The Tunisian government’s attempts to dissolve Shams, a local association that defends the rights of LGBTI people, are a despicable assault on human rights, said Amnesty International, ahead of a court hearing over the organization’s fate tomorrow.
Tunisian authorities have launched an appeal to overturn a 2016 court ruling which concluded Shams was not in breach of the law, following previous attempts to shut the organization down. The authorities appealed the decision on the grounds that Shams’ stated goals contradict Tunisia’s religious principles and culture.
“The Tunisian authorities’ shameful attempts to dissolve the organization Shams are a devastating blow to LGBTI rights in Tunisia and a despicable assault on the right to association and freedom of expression. These efforts expose the Tunisian government’s deeply entrenched discriminatory and homophobic attitudes, which blatantly contradict international human rights standards,” said Magdalena Mughrabi, Deputy Middle East and North Africa Director at Amnesty International.
“Tunisia has been celebrated for being one of the only countries in the region that fosters an open space for civil society.
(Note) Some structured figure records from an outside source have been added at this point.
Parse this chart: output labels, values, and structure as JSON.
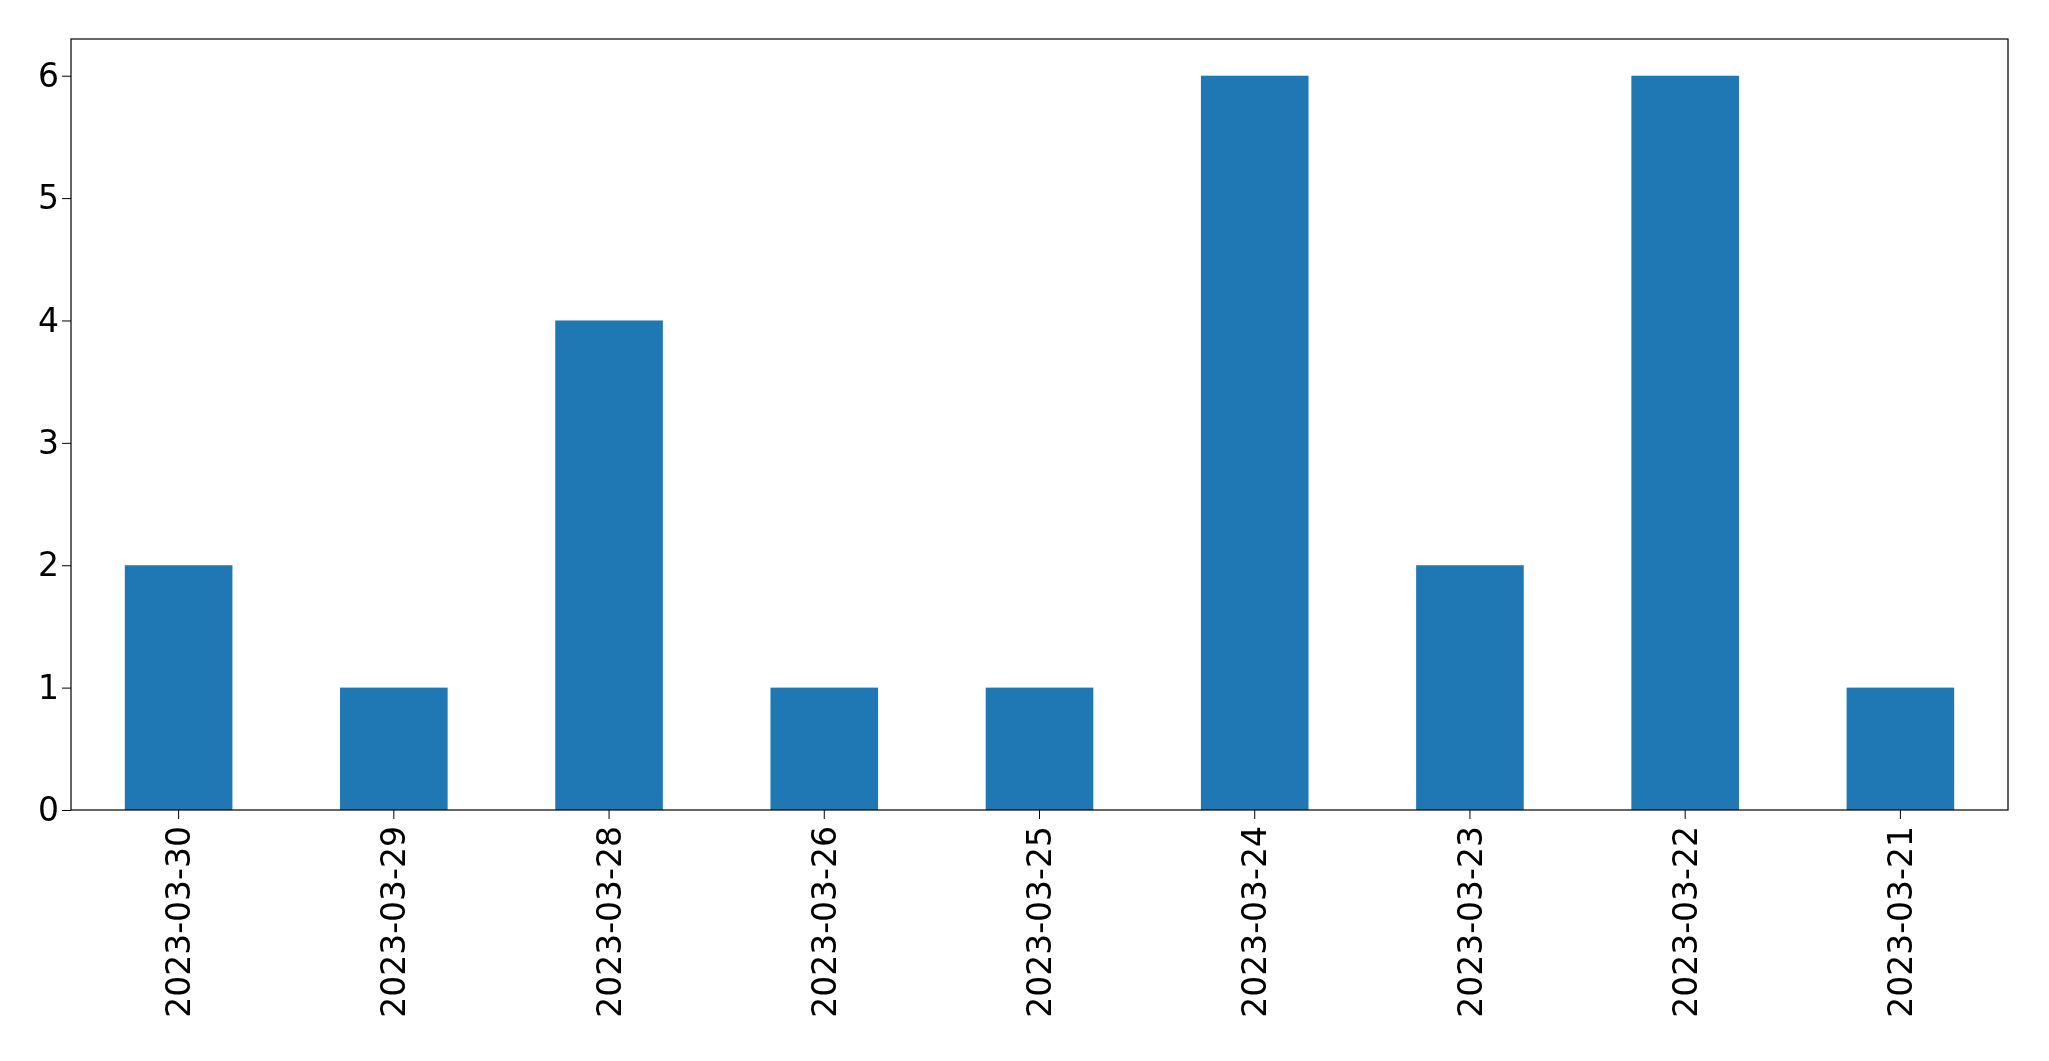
{
  "chart_data": {
    "type": "bar",
    "categories": [
      "2023-03-30",
      "2023-03-29",
      "2023-03-28",
      "2023-03-26",
      "2023-03-25",
      "2023-03-24",
      "2023-03-23",
      "2023-03-22",
      "2023-03-21"
    ],
    "values": [
      2,
      1,
      4,
      1,
      1,
      6,
      2,
      6,
      1
    ],
    "color": "#1f77b4",
    "ylim": [
      0,
      6.3
    ],
    "yticks": [
      0,
      1,
      2,
      3,
      4,
      5,
      6
    ],
    "grid": false
  }
}
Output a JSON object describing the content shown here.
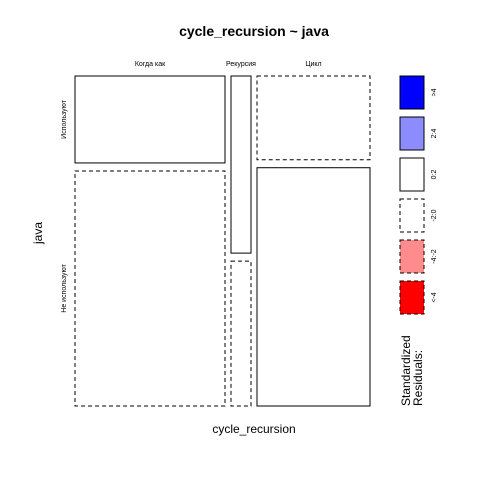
{
  "chart_data": {
    "type": "mosaic",
    "title": "cycle_recursion ~ java",
    "xlabel": "cycle_recursion",
    "ylabel": "java",
    "x_categories": [
      "Когда как",
      "Рекурсия",
      "Цикл"
    ],
    "y_categories": [
      "Используют",
      "Не используют"
    ],
    "column_share": [
      0.503,
      0.069,
      0.377
    ],
    "row_share_within_column": [
      [
        0.27,
        0.73
      ],
      [
        0.55,
        0.45
      ],
      [
        0.26,
        0.74
      ]
    ],
    "residual_sign": [
      [
        "positive",
        "negative"
      ],
      [
        "positive",
        "negative"
      ],
      [
        "negative",
        "positive"
      ]
    ],
    "legend": {
      "title": "Standardized\nResiduals:",
      "title_lines": [
        "Standardized",
        "Residuals:"
      ],
      "items": [
        {
          "label": ">4",
          "color": "#0000ff",
          "dashed": false
        },
        {
          "label": "2:4",
          "color": "#8c8cff",
          "dashed": false
        },
        {
          "label": "0:2",
          "color": "#ffffff",
          "dashed": false
        },
        {
          "label": "-2:0",
          "color": "#ffffff",
          "dashed": true
        },
        {
          "label": "-4:-2",
          "color": "#ff8c8c",
          "dashed": true
        },
        {
          "label": "<-4",
          "color": "#ff0000",
          "dashed": true
        }
      ]
    }
  }
}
But such judicial harassment casts serious doubt on Tunisia’s commitment to upholding the right to freedom of association.”
Shams, founded in 2015, has been advocating for the repeal of Article 230 of Tunisia’s penal code, which criminalizes same-sex sexual relations. The organization has also condemned prosecutions of gay people involving forced anal examinations, campaigned against discrimination, and provides support to LGBTI people in Tunisia.
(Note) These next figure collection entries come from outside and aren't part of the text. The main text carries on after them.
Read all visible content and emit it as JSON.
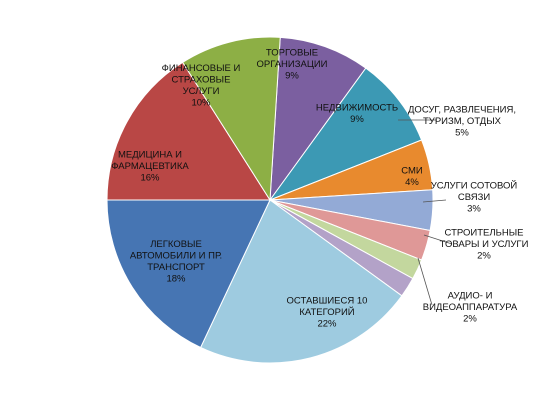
{
  "chart_data": {
    "type": "pie",
    "title": "",
    "slices": [
      {
        "label": [
          "ТОРГОВЫЕ",
          "ОРГАНИЗАЦИИ"
        ],
        "pct_label": "9%",
        "value": 9,
        "color": "#7b5fa0"
      },
      {
        "label": [
          "НЕДВИЖИМОСТЬ"
        ],
        "pct_label": "9%",
        "value": 9,
        "color": "#3c99b4"
      },
      {
        "label": [
          "ДОСУГ, РАЗВЛЕЧЕНИЯ,",
          "ТУРИЗМ, ОТДЫХ"
        ],
        "pct_label": "5%",
        "value": 5,
        "color": "#e88a2e"
      },
      {
        "label": [
          "СМИ"
        ],
        "pct_label": "4%",
        "value": 4,
        "color": "#93aad6"
      },
      {
        "label": [
          "УСЛУГИ СОТОВОЙ",
          "СВЯЗИ"
        ],
        "pct_label": "3%",
        "value": 3,
        "color": "#df9897"
      },
      {
        "label": [
          "СТРОИТЕЛЬНЫЕ",
          "ТОВАРЫ И УСЛУГИ"
        ],
        "pct_label": "2%",
        "value": 2,
        "color": "#c3d79e"
      },
      {
        "label": [
          "АУДИО- И",
          "ВИДЕОАППАРАТУРА"
        ],
        "pct_label": "2%",
        "value": 2,
        "color": "#b3a2c8"
      },
      {
        "label": [
          "ОСТАВШИЕСЯ 10",
          "КАТЕГОРИЙ"
        ],
        "pct_label": "22%",
        "value": 22,
        "color": "#9ecbe0"
      },
      {
        "label": [
          "ЛЕГКОВЫЕ",
          "АВТОМОБИЛИ И ПР.",
          "ТРАНСПОРТ"
        ],
        "pct_label": "18%",
        "value": 18,
        "color": "#4675b3"
      },
      {
        "label": [
          "МЕДИЦИНА И",
          "ФАРМАЦЕВТИКА"
        ],
        "pct_label": "16%",
        "value": 16,
        "color": "#b94745"
      },
      {
        "label": [
          "ФИНАНСОВЫЕ И",
          "СТРАХОВЫЕ",
          "УСЛУГИ"
        ],
        "pct_label": "10%",
        "value": 10,
        "color": "#8daf45"
      }
    ]
  }
}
In January 2016, the government’s secretary general filed a complaint against Shams on the grounds that its objectives violate Tunisia’s Law on Associations, leading to the suspension of the organization’s activities for 30 days. In February 2016, the Tunis Court of First Instance issued a ruling that Shams was not in breach of the law and lifted the suspension.
Three years later, in January 2019, the Tunisian government appealed the court ruling through a petition from the head of state litigation which states that “the concept of sexual minorities that Shams adopts is illegal and contrary to our religious dictates and our society’s Arabic and Islamic culture.” Shams received the appeal on 20 February 2019.
The appeal petition also accuses Shams of violating a governmental decree by opening a branch in the town of Sousse without following the proper legal procedures.
“Tunisia’s authorities should be protecting organizations that fight all kinds of discrimination and defend the rights of minorities including LGBTI people, not trying to crush them out of existence,” said Magdalena Mughrabi.
“Instead of resorting to judicial harassment to silence Shams, Tunisia’s authorities should be working to urgently revise discriminatory laws to bring them in line with international human rights standards. They must start by repealing Article 230 and decriminalizing same-sex sexual relations.”
Article 230 violates Tunisia’s own constitution, which guarantees the right to freedom of association and equality between all citizens, as well as breaching the country’s international human rights obligations. The impact of this law also creates a permissive atmosphere for hate crimes against people suspected of engaging in same-sex relations.
Despite the fact that a draft law to decriminalize same-sex relations was submitted to Tunisia’s parliament last year, LGBTI people continue to come under attack.
During 2018, at least 115 people were arrested in relation to their perceived sexual orientation or gender identity, according to Damj, a Tunisian NGO working on LGBTI rights. At least 38 people were later charged and convicted under Article 230. Arresting and detaining someone based on their sexual orientation or gender identity is a violation of their human rights.
The police also continue to subject men accused of same-sex relations to forced anal examinations, in violation of the prohibition against torture under international law. Trans people continue to face harassment from the police and live in constant fear of being arrested under vague laws relating to public decency.